Napiszę Ci jak robimy my (tzn. "średniozaawansowany duet łapiący" złożony z koleżanki i ze mnie
):
Kotka jest przetrzymywana w klatce w piwnicy (piwnica w bloku, ogrzewania nie ma, ale jakoś specjalnie zimno też nie jest, myślę że coś między +10 a +15). Przy czym klatka jest w większości przykryta kocem polarowym (nie całkowicie; z boku albo na dole jest przerwa żeby kot mógł trochę obserwować świat i żeby dochodziło świeże powietrze). W takim schowku kot się czuje bezpieczniej, a do tego ma cieplej. Koc warto przypiąć spinaczami do bielizny do wierzchu klatki - inaczej jak kotka będzie próbowała się wydostać, to go zrzuci.

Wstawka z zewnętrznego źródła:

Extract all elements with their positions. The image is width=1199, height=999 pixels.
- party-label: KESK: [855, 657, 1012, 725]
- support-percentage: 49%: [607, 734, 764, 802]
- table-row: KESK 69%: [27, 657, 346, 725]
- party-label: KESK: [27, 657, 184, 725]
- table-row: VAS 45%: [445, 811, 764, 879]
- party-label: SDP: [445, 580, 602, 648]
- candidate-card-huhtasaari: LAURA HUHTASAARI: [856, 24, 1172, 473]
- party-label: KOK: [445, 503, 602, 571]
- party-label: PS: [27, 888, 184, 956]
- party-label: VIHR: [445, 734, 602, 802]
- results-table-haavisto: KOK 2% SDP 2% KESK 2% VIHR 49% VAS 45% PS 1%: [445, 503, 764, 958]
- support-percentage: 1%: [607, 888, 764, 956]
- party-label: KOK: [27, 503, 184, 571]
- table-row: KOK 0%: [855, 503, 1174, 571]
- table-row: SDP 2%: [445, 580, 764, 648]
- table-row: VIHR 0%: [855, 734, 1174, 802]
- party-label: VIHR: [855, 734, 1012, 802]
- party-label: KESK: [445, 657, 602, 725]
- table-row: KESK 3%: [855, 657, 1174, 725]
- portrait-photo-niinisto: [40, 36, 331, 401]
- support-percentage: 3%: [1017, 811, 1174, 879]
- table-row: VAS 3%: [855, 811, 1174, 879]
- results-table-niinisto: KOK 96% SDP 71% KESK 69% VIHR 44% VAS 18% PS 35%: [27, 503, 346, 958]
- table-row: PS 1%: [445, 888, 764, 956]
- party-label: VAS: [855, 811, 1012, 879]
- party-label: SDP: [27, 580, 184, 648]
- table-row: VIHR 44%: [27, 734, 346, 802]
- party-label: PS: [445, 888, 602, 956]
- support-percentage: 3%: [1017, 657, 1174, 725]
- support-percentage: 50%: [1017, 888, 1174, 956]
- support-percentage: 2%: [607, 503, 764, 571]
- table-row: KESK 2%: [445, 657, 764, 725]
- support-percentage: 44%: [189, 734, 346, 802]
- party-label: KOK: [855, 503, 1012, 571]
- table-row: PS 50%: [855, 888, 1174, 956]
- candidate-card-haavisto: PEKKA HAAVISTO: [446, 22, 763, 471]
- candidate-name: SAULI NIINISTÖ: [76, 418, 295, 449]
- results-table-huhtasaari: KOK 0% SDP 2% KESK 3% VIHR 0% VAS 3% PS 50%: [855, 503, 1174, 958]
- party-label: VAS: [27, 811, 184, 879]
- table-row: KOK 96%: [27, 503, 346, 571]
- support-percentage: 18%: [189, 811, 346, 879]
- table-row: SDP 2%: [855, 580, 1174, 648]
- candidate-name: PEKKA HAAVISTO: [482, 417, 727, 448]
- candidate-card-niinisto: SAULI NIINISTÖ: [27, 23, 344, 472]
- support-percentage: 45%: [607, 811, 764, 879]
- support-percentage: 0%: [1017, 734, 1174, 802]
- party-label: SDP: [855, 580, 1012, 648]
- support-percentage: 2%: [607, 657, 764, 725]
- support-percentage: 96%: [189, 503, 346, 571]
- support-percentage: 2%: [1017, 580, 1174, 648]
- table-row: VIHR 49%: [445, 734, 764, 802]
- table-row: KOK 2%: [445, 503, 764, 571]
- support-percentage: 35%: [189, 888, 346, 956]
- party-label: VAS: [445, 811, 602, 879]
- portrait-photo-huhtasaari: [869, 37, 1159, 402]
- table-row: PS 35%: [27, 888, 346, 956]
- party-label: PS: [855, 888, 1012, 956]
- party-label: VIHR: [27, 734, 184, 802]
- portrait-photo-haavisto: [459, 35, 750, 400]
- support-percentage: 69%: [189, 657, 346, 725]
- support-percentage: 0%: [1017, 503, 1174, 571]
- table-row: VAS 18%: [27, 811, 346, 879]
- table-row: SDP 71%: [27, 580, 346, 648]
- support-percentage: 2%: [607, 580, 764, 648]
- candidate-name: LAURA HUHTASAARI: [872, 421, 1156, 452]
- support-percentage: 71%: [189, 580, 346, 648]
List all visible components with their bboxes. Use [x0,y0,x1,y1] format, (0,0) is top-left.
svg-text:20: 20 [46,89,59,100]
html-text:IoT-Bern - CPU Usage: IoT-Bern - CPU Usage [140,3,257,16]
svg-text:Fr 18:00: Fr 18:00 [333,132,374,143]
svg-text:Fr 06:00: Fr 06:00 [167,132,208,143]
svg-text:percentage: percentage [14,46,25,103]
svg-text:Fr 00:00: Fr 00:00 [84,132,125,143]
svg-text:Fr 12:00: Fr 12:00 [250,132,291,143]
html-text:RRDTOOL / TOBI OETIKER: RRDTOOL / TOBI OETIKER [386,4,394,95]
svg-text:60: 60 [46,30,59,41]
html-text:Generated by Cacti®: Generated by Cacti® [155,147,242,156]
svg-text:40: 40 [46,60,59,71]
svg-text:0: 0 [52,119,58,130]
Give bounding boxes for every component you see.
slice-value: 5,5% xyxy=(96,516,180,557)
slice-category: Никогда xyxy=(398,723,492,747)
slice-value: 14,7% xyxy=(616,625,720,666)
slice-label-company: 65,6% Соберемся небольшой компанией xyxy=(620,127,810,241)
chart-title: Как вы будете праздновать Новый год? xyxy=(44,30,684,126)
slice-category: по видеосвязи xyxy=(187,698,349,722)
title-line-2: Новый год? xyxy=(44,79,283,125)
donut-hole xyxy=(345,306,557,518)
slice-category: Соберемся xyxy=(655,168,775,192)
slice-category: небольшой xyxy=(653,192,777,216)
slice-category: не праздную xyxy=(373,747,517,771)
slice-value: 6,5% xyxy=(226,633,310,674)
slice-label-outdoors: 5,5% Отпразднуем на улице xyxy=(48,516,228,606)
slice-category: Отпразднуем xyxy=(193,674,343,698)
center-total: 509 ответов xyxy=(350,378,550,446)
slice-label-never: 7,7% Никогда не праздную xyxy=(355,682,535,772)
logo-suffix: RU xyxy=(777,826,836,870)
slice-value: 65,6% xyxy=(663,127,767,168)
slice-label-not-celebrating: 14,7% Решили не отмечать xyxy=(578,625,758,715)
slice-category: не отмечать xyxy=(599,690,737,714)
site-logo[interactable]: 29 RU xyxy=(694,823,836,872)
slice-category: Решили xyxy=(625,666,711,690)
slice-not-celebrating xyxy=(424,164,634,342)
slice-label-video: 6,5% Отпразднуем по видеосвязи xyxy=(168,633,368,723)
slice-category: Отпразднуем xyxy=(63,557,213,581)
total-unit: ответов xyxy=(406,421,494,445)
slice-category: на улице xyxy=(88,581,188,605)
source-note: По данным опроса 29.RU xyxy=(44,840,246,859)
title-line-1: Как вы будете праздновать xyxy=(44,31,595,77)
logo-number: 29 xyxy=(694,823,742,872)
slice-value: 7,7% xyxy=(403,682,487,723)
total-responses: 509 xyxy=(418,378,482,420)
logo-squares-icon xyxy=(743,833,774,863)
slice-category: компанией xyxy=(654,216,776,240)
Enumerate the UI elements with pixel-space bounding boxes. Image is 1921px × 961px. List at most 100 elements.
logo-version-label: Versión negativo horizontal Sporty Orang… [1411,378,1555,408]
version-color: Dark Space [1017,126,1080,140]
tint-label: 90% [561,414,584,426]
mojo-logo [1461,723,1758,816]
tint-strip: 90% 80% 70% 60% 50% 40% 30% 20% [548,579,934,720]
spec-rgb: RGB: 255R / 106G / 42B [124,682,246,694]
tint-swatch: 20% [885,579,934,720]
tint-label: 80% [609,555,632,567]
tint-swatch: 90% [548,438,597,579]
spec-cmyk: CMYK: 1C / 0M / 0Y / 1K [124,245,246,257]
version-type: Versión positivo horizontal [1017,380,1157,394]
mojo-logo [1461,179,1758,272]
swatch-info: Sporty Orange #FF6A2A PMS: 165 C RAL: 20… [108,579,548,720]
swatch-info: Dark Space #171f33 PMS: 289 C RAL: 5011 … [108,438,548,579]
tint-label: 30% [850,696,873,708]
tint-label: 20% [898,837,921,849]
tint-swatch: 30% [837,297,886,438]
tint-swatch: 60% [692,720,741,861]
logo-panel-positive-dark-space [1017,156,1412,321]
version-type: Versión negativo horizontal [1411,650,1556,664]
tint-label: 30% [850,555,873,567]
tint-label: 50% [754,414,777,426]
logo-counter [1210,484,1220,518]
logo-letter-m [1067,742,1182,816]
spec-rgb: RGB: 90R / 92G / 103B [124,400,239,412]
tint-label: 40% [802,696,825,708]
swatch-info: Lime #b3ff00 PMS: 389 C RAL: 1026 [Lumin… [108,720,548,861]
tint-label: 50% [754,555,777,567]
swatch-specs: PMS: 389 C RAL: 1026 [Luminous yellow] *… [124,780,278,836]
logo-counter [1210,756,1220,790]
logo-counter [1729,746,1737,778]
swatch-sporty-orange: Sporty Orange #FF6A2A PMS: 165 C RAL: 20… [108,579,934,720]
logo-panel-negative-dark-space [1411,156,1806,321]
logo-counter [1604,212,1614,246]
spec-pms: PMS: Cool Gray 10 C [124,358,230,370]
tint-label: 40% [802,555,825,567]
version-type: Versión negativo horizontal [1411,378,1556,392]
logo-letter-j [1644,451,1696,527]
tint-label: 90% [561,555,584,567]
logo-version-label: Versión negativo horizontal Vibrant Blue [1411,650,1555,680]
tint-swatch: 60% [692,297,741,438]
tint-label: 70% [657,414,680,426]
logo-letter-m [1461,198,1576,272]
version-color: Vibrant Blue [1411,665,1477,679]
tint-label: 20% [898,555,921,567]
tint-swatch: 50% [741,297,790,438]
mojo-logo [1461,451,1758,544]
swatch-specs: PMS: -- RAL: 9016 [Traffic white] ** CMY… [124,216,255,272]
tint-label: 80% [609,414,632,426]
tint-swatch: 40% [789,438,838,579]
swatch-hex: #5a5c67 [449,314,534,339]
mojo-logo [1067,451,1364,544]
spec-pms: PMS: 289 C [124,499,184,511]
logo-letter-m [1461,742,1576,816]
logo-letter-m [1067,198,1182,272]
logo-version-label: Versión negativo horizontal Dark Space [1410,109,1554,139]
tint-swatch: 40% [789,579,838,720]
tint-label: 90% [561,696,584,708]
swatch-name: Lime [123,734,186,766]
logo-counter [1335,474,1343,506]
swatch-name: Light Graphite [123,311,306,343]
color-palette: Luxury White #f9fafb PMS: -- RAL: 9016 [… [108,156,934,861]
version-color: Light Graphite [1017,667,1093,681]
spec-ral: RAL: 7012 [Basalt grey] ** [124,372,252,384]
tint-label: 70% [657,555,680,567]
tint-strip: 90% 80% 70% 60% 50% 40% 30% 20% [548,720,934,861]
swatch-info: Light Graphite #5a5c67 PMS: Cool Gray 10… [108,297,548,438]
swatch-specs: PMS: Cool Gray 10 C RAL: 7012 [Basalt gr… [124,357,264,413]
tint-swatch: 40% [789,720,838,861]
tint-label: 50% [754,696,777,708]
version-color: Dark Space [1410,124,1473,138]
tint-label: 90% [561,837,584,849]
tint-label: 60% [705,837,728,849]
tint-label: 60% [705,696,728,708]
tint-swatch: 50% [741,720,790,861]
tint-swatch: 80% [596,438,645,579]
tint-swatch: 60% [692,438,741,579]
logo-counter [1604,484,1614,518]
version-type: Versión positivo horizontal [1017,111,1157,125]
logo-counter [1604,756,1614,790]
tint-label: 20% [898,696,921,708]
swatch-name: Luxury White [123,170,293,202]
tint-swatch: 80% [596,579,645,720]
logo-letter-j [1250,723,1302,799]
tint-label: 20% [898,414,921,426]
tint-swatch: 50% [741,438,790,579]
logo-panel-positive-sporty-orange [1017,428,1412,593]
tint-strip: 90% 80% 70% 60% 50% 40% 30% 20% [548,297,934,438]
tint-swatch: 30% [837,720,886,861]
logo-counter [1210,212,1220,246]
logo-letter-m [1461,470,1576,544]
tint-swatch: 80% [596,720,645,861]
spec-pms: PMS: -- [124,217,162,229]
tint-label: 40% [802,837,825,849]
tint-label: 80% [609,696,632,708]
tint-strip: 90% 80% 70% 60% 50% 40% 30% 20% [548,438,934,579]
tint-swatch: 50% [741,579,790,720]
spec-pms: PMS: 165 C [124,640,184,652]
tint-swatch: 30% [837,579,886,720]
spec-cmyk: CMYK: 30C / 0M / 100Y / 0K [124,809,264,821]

Do tego kot ma w klatce kontenerek (bez drzwiczek) - następny etap wzmocnienia ciepła i bezpieczeństwa jak się w nim schowa, a nam jest łatwiej spakować kota do wypuszczenia (dzikus nieraz siedzi po prostu w tym kontenerze, wystarczy założyć drzwiczki). No i oczywiście w klatce jest też kuweta i miski (jak już kotu wolno jeść po zabiegu).
Odpchlenie, "odkleszczenie" - razem z zabiegiem. Odrobaczenie - nie przy zabiegu, dopiero za jakiś czas (jeśli kot jest taki że może dłużej siedzieć w klatce). Po narkozie i zabiegu (zwłaszcza u kotki) czeka się z utęsknieniem
na kupę, bo jeśli jest to znaczy że jelita "ruszyły"; może to trochę trwać, tym bardziej że kot przez jakiś czas "okołozabiegowy" nic nie je. A odrobaczenie równa się martwe robaki w jelitach; nie powinny sobie w nich tak leżeć i kota truć, więc sprawne wydalanie jest potrzebne do ich usunięcia (czasem zostają częściowo strawione i są w kale niewidoczne, czasem są wydalone tak że je widać - ale w każdym razie jakoś muszą z kota wyjść). Poza tym po odrobaczeniu czasem może być biegunka - kotka może pobrudzić ranę (nieraz kuweta to najlepsze miejsce do siedzenia), może ją boleć brzuch... Tak że my z odrobaczeniem czekamy, nie potrafię Ci teraz powiedzieć ile dokładnie, ale na pewno co najmniej tydzień.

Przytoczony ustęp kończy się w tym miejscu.